La imagen es espeluznante e hipnótica como solo lo son aquellas en las que se siente rondar la muerte sin verse. Pero esta, además, es de una belleza terrible. Podría ser un óleo, una escultura, el ninot indultat por aclamación popular de la mejor falla de Valencia. Vemos en ella a un hombre tan recio como frágil vestido de azul pavo y oro suspendido en el aire cual pelele en el instante de ser empitonado por el recto por un toro de 500 kilos. El hombre tiene nombre, claro: José Antonio Morante Camacho, de 46 años, Morante de la Puebla para los carteles desde hace casi tres décadas. El toro, también: Clandestino, un cuatreño criado en el campo para ser lidiado en la plaza. Tras la foto, ambos corrieron distinta suerte. El hombre ya ha salido de la UVI y se recupera del destrozo interno que le provocó la cornada. El toro, ya habrá sido despiezado en el matadero, tras doblar a la tercera estocada del torero que se quedó al quite, y será carne de chacina fina más pronto que tarde. Hasta aquí, el relato de los hechos de la cogida de Morante el pasado 20 de abril de 2026 en la Maestranza de Sevilla.

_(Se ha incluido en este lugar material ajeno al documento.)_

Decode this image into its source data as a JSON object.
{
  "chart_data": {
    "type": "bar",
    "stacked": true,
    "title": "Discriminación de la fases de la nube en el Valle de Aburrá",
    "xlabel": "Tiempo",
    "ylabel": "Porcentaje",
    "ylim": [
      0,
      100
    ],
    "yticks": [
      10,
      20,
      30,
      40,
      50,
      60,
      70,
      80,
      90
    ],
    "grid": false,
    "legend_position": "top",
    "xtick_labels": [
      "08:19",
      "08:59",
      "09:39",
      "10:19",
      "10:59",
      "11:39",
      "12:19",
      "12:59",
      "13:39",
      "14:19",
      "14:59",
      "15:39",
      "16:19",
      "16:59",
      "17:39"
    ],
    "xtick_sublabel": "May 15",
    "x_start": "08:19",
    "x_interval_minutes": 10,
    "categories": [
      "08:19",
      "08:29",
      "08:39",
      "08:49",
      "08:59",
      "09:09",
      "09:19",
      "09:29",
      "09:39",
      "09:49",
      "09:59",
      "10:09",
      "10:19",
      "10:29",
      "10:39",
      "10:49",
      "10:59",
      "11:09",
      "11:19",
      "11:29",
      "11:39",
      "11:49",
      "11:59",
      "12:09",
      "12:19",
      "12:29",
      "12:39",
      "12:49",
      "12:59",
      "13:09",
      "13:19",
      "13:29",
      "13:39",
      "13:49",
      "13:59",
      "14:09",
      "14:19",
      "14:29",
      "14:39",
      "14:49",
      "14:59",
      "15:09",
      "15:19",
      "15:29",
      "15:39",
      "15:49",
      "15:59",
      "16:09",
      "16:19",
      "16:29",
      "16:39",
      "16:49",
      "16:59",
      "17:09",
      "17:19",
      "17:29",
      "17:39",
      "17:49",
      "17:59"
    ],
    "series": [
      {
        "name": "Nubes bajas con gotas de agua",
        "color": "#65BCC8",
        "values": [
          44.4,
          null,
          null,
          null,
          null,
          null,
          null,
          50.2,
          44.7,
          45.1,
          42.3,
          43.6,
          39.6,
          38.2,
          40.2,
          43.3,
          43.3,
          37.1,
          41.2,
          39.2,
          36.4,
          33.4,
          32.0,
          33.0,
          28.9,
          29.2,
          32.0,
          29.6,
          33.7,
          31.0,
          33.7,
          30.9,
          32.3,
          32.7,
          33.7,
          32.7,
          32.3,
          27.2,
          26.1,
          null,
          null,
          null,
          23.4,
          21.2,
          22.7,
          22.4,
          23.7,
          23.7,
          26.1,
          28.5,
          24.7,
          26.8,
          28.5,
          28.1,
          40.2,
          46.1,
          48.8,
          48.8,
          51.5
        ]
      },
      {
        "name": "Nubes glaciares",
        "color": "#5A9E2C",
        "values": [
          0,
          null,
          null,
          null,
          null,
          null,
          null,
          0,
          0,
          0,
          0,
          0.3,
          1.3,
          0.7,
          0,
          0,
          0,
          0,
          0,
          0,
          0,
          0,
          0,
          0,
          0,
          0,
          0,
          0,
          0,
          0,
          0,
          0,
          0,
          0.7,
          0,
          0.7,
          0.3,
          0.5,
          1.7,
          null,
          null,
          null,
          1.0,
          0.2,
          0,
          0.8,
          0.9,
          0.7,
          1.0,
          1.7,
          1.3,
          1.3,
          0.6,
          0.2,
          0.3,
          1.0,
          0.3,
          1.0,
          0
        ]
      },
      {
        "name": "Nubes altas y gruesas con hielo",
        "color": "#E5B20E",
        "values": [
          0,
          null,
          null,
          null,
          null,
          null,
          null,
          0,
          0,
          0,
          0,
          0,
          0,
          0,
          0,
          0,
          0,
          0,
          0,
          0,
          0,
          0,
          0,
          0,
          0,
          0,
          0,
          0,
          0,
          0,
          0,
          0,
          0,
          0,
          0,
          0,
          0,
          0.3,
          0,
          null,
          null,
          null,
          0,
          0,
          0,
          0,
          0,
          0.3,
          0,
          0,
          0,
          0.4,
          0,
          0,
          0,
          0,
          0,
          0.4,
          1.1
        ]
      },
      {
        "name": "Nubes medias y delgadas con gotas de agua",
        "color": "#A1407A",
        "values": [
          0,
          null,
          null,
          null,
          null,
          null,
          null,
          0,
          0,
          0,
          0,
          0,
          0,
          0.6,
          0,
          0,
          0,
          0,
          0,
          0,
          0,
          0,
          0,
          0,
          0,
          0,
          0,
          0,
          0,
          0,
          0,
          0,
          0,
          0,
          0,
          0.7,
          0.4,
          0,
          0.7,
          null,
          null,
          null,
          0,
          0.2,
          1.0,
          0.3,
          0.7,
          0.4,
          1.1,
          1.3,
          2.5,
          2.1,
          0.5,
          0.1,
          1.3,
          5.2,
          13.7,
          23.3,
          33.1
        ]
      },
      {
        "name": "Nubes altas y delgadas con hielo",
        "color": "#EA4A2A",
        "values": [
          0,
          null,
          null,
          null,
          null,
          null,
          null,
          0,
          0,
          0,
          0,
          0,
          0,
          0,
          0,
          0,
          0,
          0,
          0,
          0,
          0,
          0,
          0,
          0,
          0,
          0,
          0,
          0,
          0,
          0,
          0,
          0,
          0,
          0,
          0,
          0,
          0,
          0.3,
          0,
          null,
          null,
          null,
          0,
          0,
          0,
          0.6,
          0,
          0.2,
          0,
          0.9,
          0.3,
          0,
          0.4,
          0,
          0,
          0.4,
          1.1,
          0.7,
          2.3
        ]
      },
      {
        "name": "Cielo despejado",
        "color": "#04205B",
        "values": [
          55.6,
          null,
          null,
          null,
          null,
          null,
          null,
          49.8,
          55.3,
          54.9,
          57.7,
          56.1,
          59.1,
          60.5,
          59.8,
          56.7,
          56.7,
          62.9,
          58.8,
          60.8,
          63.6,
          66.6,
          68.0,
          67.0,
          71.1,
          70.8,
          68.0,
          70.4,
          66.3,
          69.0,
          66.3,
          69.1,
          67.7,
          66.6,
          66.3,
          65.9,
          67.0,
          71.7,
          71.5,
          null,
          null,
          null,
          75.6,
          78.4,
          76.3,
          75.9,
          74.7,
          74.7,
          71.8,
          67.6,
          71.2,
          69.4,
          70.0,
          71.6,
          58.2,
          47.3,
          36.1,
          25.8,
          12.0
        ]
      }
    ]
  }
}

Me acusarán de prosaica y razón no les falta. No soy en absoluto inmune a la belleza de la tauromaquia. Las imágenes, las palabras, la liturgia, los tiempos. Todavía me enamoran y los uso sin siquiera ser consciente de ello. Pero un día asistí a una corrida desde la barrera, vi, oí, olí, palpé y noté en la garganta el acre sabor del horror tras la hermosura y nunca volví a verlas con los mismos ojos. Porque el toro sangra, orina, defeca, vomita, muge, echa el bofe por la boca. La plaza huele a sangre, a sudor, a heces. Hiede. Los taurinos hacen abstracción de todo ello y se quedan con la lucha entre el torero y el toro con la muerte como posibilidad cierta, esa bella falacia. El caso de Morante es, además, irresistible. Un hombre consumido en su propia llama, siempre entre el abismo de la depresión y la falsa cima de la euforia, ansioso siempre. Se retiró el 12 de octubre, día de la Fiesta Nacional, qué menos, y volvió el Domingo de Resurrección, qué mejor fecha, porque, aunque al desatarse la coleta dijo no poder más con el mundo del toreo, no puede vivir sin torear. No quiere. No sabe. Me resulta muchísimo más interesante y conmovedor ese sinvivir de Morante que todo el almíbar en que lo ahogan, aunque sea a gusto, sus corifeos. Desde los aficionados que creen ver a un héroe donde solo hay un hombre, a los empresarios que cuentan sus días de baja para su vuelta a la arena para no tener que devolver el papel que han vendido a su costa, pasando por casi todos los cantores de sus alabanzas a quienes se les agotan las hipérboles a la hora de glosar sus gestas. En este caso prefiero, de lejos, la prosa fría y bellísima, exacta, del parte médico. Morante está desgarrado por dentro y por fuera. Y no, no, no soy de las que cree que Clandestino se ha cobrado justa venganza por las 7.980 reses matadas en las plazas españolas en 2025. Prefiero siempre la muerte de un toro a la de un hombre, o mujer, en cualquier tajo. Porque lo de Morante no deja de ser un accidente laboral, como los que han causado 118 muertos sin pena ni gloria en España en lo que va de año, los dos últimos ayer mismo, al caerse del andamio de una obra. Así que ojalá Morante remonte, haga de tripas, corazón y encuentre un sentido a su vida. El que sea.